United States v. Frank M. Hill Machine Co.

SWEENEY, Chief Judge.

This is an action brought pursuant to § 403 of the Renegotiation Act, 56 Stat. 226, 245, 50 U.S.C.A.Appendix, § 1191, in which the United States is seeking to recover from the defendant excessive profits realized by it during the period from April 28, 1942 to December 21, 1942.

Findings of Fact.

On July 11, 1944 the Under Secretary of War acting under the authority of the Renegotiation Act determined that the defendant had realized excessive profits to the extent of $335,000 from April to December, 1942. It was allowed a tax credit of $268,528.73 from this sum by virtue of § 3806 of the Internal Revenue Code, 26 U.S.C.A., leaving $66,571.27 plus interest *467owing. The United States has collected $7,990.11 on its claim, and has applied $4,739.14 of this sum to principal and $3,-250.97 against accrued interest.
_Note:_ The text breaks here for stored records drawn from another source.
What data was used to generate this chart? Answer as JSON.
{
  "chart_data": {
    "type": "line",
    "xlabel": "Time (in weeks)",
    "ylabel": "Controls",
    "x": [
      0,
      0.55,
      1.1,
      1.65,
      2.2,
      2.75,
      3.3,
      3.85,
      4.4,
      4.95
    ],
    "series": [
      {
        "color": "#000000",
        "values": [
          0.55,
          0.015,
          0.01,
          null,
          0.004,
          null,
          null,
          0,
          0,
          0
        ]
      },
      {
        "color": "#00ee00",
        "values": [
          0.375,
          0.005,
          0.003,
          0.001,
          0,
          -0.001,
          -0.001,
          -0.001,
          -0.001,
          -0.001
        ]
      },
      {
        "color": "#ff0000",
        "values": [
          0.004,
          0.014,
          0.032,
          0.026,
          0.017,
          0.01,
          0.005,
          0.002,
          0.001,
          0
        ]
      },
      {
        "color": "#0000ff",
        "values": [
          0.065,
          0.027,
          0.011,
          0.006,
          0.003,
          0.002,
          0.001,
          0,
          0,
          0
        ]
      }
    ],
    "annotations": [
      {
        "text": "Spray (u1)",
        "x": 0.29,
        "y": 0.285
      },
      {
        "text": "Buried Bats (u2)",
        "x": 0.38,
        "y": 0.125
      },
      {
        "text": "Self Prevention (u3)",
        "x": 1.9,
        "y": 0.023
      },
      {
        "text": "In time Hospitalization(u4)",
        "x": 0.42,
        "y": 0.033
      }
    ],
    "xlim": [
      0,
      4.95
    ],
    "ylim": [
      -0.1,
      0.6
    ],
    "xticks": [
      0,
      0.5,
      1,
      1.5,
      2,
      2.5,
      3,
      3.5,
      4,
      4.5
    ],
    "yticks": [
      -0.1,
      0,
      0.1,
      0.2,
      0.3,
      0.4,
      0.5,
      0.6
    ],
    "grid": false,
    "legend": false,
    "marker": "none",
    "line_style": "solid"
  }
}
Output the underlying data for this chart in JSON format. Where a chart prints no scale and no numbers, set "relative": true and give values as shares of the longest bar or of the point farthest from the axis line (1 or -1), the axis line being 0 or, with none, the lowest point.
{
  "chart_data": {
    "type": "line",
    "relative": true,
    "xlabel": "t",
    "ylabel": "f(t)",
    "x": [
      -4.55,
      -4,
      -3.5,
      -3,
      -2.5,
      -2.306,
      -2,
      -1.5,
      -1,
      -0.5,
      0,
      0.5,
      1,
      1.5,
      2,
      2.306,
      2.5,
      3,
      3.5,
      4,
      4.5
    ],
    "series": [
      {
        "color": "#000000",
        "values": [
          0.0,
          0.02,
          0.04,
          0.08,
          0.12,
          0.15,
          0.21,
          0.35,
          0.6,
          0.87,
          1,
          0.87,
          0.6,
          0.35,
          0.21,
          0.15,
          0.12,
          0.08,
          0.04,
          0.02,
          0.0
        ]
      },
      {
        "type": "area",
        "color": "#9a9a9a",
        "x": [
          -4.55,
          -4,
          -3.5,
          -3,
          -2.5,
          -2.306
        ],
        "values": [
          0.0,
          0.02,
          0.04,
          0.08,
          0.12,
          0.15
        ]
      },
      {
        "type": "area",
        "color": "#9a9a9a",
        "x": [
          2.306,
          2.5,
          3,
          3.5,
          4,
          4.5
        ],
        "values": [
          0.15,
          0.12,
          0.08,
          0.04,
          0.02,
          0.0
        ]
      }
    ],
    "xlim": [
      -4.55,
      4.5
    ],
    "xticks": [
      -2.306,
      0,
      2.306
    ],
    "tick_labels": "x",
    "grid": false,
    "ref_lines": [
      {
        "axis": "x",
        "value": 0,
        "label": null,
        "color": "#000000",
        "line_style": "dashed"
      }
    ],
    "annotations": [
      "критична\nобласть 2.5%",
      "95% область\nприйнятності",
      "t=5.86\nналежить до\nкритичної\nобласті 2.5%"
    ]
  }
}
The government now prays judgment against defendant in the sum of $61,732.13 with interest thereon at 6% per annum from May 7, 1945 and costs.

The defendant did not petition the Tax Court of the United States for a redetermination of the order made by the Under Secretary of War as provided in § 403(e) of the Renegotiation Act within the time permitted by law for the filing of such a petition, and when it did attempt to do so its petition was dismissed.

In its answer the defendant sets up a defense that its contracts were not within the coverage of the act and consequently its profits were not of a negotiable character. It also alleges that its contracts, which were for; maintenance and repair orders, were in existence and largely consummated prior to April 28, 1942 (the date of the enactment of the Act), and that the unilateral determination of the Under Secretary was in violation of defendant’s constitutional rights.

All these contentions must fail, since the defendant might have presented them to the Tax 'Court under the procedure set up by the Renegotiation Act in § 1191(e) (2), Title 50 U.S.C.A.Appendix. Having failed to do so within the required time, it cannot raise them now. See Lichter v. United States, 334 U.S. 742, at page 792, 68 S.Ct. 1294, 92 L.Ed. 1694; United States v. Alexander Wool Combing Co., D.C.Mass., 66 F., Supp. 389, affirmed 1 Cir., 160 F.2d 103; Pownall v. United States, 9 Cir., 159 F.2d 73.

The defendant contends that the plaintiff had no right to apply against interest any amounts collected by it in that there is no provision in the Renegotiation Act authorizing the assessment of interest against unpaid principal. In United States v. United Drill & Tool Corp., 87 U.S.App. D.C. 236, 183 F.2d 998, the court considered this contention and held that interest may be charged to a defendant under the Renegotiation Act. At page 999 of 183 F.2d the court said, “But a statutory obligation in the nature of a debt bears interest even though the statute creating the obligation fails to’ provide for it.”

The government has patiently waited, before insisting on its demand for judgment, for this defendant to try to seek relief through a special Act of 'Congress. It has not been successful.

Conclusions of Law.

From the foregoing I conclude and rule that there is no course open but' to enter judgment for the government as prayed for in the amount of $61,732.13 with interest thereon at 6% from May 7, 1945.